Theoretically elucidating high photoluminescence performance of dimethylacridan-based blue-color thermally activated delayed fluorescent materials

Abstract

Organic donor–acceptor (D–A) type thermally activated delayed fluorescence (TADF) materials exhibit high luminous quantum efficiencies and therefore attract considerable research interest as organic light-emitting diodes (OLEDs). Accurately calculating the photoluminescence efficiency is crucial for the design of new TADF materials. In this work, we comprehensively quantify the luminous quantum efficiencies and related photophysical process rates of dimethylacridan-based blue-color TADF emitters (AC-OSO and ACRXTN), and demonstrate that the higher reverse intersystem crossing rates (e.g.
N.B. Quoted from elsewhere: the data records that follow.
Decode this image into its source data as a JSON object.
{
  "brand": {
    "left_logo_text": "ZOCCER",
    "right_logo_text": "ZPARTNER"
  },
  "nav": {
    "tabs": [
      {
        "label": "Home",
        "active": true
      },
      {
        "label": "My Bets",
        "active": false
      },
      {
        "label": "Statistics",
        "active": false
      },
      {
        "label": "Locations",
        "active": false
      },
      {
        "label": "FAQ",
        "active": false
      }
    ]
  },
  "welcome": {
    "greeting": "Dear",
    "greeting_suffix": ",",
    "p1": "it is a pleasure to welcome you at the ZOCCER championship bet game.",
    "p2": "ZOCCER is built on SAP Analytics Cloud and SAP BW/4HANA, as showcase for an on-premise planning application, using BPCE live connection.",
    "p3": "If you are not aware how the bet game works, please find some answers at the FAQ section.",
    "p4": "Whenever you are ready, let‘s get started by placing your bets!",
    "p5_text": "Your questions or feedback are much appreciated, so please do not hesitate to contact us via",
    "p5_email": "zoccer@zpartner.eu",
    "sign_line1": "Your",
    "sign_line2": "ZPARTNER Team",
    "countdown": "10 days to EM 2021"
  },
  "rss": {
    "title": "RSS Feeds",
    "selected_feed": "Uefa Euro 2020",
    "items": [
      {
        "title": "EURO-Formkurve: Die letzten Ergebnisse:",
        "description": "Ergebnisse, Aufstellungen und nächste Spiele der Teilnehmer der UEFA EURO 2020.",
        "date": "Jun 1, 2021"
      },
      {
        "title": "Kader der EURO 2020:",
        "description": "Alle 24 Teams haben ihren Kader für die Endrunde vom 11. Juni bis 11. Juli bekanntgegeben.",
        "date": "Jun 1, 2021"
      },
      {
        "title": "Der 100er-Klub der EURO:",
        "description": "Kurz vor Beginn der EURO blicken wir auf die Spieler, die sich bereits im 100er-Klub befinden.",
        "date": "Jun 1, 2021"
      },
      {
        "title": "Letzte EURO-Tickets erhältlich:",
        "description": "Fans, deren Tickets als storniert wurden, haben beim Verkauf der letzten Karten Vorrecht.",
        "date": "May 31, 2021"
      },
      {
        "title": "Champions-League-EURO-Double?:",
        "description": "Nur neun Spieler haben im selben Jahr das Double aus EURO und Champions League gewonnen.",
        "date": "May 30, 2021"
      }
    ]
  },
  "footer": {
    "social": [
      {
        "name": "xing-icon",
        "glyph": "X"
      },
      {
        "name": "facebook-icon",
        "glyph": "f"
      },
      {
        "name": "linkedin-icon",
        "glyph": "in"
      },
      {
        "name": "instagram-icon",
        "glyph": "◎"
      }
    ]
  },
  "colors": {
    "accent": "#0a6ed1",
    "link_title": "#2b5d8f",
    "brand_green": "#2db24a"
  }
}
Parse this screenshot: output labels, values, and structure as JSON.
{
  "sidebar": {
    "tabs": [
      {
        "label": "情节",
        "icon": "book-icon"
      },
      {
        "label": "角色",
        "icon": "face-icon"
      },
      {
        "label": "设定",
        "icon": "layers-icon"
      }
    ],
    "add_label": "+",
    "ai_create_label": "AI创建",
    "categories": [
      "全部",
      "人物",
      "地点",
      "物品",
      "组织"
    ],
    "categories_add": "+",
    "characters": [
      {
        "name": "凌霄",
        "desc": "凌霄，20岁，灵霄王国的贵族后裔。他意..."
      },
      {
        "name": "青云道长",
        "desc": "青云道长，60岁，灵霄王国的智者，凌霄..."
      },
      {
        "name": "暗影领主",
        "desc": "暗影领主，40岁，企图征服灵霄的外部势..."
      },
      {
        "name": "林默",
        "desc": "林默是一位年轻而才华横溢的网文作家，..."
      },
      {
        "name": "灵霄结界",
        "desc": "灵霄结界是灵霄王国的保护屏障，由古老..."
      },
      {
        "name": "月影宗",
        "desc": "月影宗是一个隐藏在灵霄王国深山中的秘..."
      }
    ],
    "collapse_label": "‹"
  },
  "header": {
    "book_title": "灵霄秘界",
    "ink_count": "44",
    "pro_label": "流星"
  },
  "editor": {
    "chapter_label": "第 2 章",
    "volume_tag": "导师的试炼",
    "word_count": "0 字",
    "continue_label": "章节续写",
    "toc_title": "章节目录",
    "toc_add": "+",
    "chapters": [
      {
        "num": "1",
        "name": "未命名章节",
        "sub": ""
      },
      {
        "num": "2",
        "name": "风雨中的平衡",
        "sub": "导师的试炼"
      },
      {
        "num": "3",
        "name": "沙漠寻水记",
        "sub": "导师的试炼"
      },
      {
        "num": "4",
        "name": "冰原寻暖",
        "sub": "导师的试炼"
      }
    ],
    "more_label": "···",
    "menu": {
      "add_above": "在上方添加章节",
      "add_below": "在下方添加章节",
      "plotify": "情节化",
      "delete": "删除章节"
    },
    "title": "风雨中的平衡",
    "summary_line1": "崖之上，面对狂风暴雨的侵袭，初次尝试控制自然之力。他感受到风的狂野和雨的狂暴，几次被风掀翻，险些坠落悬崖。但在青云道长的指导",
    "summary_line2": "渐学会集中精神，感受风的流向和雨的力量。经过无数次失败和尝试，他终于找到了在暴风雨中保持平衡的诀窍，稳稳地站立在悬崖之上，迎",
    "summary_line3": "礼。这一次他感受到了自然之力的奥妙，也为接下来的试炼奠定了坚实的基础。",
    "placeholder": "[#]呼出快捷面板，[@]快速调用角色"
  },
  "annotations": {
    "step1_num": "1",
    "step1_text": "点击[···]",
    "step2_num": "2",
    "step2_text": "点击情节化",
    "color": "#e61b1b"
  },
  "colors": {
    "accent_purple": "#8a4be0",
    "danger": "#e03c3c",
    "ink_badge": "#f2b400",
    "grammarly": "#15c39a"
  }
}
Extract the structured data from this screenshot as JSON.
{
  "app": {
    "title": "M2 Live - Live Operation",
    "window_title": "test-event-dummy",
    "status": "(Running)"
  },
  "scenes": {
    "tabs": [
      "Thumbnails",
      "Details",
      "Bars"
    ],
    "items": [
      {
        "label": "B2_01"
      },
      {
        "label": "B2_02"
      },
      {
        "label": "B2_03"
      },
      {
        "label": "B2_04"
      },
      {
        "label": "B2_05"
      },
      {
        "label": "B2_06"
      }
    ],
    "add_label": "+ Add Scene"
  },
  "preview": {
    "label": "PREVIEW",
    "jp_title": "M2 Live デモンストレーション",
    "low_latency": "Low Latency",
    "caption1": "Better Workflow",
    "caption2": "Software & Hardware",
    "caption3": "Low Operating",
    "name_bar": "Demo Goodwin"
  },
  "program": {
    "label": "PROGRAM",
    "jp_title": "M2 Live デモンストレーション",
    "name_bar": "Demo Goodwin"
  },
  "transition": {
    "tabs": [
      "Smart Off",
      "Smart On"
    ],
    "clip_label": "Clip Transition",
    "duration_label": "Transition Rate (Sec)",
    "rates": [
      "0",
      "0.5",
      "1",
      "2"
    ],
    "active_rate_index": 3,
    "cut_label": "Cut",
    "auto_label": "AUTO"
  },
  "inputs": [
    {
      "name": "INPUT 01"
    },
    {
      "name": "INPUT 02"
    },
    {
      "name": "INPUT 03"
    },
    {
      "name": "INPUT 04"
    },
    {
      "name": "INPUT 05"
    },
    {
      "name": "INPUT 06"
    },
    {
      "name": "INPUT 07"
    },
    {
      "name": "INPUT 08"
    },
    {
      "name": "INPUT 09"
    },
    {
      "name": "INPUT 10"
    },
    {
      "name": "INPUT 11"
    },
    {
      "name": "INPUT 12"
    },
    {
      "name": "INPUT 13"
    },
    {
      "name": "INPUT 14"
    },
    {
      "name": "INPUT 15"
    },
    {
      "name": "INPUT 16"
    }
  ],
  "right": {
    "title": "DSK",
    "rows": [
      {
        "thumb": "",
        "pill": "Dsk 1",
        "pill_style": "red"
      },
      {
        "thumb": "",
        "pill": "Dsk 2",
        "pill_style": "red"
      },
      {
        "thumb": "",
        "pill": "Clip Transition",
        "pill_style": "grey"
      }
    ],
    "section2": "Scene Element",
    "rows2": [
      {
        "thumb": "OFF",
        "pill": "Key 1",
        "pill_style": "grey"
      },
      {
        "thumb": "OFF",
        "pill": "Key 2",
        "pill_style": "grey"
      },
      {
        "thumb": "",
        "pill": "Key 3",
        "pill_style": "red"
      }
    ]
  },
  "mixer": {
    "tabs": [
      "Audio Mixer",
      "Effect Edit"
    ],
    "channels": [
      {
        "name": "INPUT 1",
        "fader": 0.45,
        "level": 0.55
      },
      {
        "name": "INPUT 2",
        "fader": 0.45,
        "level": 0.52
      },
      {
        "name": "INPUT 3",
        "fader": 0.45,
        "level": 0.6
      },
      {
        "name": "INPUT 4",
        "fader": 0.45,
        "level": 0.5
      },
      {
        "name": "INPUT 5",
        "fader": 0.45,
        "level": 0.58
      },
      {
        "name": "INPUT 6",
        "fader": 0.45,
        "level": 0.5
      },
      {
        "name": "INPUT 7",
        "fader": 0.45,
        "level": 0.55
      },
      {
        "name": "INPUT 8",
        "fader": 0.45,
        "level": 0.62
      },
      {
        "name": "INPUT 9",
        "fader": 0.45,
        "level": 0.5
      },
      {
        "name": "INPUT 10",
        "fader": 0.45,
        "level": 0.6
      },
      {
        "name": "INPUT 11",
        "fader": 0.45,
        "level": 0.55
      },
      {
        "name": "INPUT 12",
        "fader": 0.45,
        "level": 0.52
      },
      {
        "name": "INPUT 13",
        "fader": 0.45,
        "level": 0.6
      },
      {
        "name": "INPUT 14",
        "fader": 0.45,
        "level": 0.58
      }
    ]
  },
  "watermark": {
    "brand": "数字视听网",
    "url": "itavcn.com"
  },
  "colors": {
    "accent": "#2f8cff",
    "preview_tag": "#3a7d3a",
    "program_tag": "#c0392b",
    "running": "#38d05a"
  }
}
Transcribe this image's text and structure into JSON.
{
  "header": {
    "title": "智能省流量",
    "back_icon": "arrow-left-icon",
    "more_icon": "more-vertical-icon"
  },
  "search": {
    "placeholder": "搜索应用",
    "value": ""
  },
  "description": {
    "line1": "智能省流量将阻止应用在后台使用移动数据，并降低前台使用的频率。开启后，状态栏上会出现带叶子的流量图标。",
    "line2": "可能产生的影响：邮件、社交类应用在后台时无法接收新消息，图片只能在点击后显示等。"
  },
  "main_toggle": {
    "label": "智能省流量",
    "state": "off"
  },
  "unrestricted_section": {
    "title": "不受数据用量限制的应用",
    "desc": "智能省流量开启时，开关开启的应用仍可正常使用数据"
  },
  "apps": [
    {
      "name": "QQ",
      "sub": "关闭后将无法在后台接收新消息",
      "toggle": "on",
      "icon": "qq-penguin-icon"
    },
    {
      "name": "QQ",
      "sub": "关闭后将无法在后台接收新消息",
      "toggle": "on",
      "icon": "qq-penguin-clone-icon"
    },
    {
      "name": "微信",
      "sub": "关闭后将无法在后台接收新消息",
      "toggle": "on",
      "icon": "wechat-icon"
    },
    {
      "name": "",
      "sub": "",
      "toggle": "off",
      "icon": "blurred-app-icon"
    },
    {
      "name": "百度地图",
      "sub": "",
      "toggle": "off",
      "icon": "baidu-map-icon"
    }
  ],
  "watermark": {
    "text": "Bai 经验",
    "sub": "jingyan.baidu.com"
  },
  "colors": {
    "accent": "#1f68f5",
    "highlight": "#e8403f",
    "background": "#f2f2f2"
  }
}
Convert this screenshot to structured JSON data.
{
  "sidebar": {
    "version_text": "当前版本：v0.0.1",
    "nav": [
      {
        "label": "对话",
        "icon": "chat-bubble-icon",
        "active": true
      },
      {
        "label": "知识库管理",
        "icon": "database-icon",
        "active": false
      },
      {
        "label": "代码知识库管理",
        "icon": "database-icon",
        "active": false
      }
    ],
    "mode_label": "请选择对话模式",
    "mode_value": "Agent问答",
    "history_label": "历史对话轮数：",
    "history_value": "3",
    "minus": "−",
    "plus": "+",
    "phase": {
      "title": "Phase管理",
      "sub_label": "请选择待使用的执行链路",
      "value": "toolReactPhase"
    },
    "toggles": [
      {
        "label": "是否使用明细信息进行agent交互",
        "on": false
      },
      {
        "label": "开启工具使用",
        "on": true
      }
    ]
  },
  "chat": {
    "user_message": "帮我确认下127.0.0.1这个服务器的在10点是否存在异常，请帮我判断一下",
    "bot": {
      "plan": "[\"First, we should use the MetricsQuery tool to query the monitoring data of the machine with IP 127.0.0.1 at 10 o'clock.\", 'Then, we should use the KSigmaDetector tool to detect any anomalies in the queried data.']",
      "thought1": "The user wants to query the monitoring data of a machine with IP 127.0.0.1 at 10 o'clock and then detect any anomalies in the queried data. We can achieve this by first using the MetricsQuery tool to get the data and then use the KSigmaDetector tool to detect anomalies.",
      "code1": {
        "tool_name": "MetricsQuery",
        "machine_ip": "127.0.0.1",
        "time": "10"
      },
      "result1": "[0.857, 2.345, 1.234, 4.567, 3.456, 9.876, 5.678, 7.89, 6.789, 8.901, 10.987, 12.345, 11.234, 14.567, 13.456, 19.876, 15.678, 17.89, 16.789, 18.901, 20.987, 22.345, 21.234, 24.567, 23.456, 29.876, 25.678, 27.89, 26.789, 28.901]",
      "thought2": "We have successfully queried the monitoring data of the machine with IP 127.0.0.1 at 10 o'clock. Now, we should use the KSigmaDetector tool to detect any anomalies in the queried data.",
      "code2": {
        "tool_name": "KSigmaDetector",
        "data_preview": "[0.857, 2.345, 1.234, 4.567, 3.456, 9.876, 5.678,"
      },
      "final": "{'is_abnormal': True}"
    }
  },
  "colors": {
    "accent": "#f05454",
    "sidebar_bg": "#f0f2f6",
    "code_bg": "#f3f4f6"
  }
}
K_RISC = 4.98 × 10⁸ s⁻¹) from T₁ to S₁ and the suppressed non-radiative decay rates (e.g. K^S_nr = 1.68 × 10⁶ s⁻¹) together lead to a theoretical luminous quantum efficiency of around 100%. Our calculations predict well fluorescence efficiencies observed in experiments (Φ^cal = 95%). In both molecules, the nonradiative rates of S₁–S₀ and reverse intersystem crossing rates are affected by the reorganization energies due to the twisting vibration of the donor DMAC and acceptor moiety. Our theoretical study on the TADF mechanism will be beneficial for designing highly efficient TADF based OLED materials.